Nabil Guettal, Project manager
Raphaël Guillemette, Project assistant
AIA, Structural engineering
BE Vivien, MEP and thermal
ABAC, Civil engineering (roads and utilities)
Dauchez Payet, Sustainable design & engineering consultancy (HQE and French Standards)
Emacoustic, Acoustics
Sabine Haristoy, Landscape architect
Block B2 – 102 student studios in renovation
Blocks B1 / B3 / B4 – 107 housing units, including 32 renovated and 75 new-build units
Bordeaux, Bassins à Flot, emblematic project (2013–2021)
In 1882, the first of two wet docks was built on former marshland bordering the Garonne to accommodate an ever-growing number of larger vessels. A second wet dock built in the early twentieth century gave rise to a bigger landscape of locks, piling jetties, dry docks, warehouses, and various industrial buildings. Left largely derelict after local industry declined, the site has been undergoing a transformation since 2009 into a new urban district known as the Bassins à Flot. It is being developed following the principles of Anma's urban masterplan, which aim to preserve the industrial memory of the place.
Fronting the quai du Sénégal and sitting opposite the lock, the site is now the gateway into the new district. The approximately two hundred dwellings are housed across four buildings: two in former Lesieur factory warehouses which have now been refurbished and two new-build structures.
Only the steel frame and a fragment of the façade of the first warehouse survived. It now features white perforated-sheet cladding and has been converted into lofts and duplex apartments. The second warehouse retained its iron-framed structure with plaster-brick infill and large windowed bays and has been fully restored. A concrete extension was executed as a volumetric extrusion and finished in a brick-red tone. It houses a residence for young workers with about one hundred rooms and shared communal spaces.

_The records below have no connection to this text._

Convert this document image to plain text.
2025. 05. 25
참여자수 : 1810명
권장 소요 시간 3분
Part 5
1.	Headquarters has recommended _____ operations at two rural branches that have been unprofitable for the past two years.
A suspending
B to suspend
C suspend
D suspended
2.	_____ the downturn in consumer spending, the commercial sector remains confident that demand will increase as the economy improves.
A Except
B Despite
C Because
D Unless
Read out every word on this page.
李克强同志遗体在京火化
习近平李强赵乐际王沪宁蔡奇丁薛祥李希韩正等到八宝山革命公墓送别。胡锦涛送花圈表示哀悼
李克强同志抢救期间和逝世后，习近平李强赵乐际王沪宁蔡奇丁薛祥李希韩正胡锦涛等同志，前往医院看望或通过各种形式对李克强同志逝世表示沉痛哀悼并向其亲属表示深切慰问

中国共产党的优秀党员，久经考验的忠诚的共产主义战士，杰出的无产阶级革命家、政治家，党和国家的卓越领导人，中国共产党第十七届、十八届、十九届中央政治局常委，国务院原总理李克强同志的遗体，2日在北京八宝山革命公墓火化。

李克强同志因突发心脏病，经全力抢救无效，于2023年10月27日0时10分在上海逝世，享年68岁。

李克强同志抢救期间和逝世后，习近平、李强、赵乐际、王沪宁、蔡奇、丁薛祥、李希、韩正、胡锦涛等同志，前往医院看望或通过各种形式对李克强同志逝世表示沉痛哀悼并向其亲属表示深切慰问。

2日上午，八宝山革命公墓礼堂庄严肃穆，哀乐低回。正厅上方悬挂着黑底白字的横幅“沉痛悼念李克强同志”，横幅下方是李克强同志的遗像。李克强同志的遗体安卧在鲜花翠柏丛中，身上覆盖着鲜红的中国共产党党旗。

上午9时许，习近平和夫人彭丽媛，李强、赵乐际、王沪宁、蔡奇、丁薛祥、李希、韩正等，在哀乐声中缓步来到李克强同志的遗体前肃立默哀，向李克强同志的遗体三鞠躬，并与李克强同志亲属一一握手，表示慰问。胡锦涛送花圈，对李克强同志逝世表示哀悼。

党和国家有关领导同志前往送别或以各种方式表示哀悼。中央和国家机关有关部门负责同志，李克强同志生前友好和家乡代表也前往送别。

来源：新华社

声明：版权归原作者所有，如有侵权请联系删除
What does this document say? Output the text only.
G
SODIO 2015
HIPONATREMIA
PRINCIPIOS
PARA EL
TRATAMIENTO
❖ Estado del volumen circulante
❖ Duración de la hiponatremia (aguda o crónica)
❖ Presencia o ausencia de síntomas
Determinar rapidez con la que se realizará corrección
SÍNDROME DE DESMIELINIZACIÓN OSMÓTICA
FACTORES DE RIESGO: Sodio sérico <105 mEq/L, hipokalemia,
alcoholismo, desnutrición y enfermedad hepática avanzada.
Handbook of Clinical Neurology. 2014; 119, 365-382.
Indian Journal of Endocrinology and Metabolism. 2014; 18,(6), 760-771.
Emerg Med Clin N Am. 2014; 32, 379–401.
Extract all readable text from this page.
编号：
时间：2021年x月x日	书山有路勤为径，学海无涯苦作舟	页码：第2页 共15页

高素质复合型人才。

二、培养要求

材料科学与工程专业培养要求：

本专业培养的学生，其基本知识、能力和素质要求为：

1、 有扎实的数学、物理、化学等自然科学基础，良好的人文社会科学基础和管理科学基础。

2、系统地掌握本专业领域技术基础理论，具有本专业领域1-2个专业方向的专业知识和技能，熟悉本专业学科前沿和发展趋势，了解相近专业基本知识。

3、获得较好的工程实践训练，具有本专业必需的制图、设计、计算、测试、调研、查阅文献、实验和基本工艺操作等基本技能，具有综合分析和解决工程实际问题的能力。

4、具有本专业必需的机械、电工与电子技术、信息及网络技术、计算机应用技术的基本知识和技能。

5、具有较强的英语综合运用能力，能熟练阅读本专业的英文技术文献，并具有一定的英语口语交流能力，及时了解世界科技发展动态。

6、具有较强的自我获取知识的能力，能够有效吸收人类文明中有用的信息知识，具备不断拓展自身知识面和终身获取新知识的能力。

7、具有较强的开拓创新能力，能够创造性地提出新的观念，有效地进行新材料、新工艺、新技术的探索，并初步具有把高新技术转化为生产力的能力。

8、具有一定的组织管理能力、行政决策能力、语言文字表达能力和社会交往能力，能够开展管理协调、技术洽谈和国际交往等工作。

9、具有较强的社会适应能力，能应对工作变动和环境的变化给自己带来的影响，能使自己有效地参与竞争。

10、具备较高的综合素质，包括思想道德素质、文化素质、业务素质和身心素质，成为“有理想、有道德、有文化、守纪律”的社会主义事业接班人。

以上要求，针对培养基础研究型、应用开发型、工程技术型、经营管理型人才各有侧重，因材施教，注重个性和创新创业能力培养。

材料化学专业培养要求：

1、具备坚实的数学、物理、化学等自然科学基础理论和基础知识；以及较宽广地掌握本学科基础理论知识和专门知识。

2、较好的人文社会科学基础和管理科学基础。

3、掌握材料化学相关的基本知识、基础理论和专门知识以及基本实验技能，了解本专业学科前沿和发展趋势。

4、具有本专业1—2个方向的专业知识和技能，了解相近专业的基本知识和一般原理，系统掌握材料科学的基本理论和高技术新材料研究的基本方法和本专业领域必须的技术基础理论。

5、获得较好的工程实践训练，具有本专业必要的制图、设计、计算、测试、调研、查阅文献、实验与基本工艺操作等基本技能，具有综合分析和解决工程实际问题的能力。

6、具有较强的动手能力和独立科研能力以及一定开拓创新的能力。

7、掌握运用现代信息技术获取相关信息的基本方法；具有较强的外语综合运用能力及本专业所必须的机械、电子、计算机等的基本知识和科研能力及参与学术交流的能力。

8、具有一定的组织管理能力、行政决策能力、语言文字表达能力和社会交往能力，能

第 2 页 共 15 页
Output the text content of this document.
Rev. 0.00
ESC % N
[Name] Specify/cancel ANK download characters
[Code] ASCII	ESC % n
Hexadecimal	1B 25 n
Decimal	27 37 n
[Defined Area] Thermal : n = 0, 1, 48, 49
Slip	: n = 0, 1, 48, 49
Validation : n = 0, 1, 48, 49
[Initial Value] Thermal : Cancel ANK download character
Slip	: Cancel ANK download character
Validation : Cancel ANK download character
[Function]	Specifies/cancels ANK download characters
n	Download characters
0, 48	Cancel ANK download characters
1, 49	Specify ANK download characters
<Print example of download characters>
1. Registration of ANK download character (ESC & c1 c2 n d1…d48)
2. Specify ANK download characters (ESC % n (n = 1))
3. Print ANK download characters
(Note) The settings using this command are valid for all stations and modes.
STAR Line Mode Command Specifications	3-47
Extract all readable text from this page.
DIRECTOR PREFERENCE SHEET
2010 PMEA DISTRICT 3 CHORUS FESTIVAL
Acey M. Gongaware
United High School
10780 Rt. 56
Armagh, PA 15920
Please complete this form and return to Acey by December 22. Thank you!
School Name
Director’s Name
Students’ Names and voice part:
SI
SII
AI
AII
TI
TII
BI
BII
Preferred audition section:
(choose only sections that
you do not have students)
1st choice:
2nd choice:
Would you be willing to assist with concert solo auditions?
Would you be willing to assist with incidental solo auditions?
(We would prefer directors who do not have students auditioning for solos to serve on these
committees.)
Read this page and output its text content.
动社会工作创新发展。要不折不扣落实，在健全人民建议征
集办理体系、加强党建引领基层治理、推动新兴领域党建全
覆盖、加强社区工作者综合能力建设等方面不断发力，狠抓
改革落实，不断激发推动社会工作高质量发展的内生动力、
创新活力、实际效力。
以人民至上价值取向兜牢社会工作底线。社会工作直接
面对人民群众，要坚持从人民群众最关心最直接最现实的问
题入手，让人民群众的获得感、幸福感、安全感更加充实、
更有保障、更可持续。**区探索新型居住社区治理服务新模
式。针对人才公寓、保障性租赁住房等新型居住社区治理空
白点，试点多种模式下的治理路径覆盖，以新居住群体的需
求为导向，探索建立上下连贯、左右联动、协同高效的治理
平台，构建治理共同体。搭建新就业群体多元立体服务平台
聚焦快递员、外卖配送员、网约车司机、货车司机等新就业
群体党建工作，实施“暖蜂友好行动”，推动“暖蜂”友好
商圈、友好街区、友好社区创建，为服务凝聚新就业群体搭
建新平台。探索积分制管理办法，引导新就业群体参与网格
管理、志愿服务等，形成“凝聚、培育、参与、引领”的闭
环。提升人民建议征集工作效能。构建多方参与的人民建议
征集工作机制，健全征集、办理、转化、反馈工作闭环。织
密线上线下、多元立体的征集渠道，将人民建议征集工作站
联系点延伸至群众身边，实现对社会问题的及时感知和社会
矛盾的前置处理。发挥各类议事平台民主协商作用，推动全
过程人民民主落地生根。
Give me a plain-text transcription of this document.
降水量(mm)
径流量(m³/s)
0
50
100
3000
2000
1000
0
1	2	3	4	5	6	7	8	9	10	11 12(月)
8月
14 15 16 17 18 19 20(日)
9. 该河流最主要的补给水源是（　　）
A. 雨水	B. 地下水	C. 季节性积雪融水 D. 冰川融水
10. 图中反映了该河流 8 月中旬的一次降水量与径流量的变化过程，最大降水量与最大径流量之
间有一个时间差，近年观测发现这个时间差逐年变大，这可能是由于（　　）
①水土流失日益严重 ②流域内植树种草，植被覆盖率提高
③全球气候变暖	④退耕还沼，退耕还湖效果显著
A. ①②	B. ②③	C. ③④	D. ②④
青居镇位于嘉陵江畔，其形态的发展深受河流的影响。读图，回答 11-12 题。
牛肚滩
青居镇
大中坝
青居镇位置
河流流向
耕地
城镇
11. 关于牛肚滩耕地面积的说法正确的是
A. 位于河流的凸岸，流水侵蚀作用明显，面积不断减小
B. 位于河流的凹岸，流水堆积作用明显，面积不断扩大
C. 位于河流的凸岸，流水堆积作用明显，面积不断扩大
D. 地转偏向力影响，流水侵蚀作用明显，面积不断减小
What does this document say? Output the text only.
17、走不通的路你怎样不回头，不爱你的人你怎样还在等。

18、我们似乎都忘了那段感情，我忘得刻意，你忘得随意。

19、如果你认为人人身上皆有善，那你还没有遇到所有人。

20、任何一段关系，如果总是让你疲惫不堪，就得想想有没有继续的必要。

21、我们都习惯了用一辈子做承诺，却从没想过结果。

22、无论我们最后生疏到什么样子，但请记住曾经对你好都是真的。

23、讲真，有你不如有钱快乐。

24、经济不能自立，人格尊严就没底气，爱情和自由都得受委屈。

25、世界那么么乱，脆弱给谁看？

The two new buildings sit in continuity with the renovated warehouses. They are connected by a shared plinth housing a semi-subterranean car park whose roof forms a raised garden. The massing and sawtooth rooflines of the new blocks freely reinterpret the site’s industrial vernacular. Materials used in their facades – dark brown brick for one, white render for the other – are in dialogue the two renovated warehouses, which feature plaster brick and white perforated sheeting. Taken together, the ensemble forms a living tableau which illustrates the history of the district and its renewal.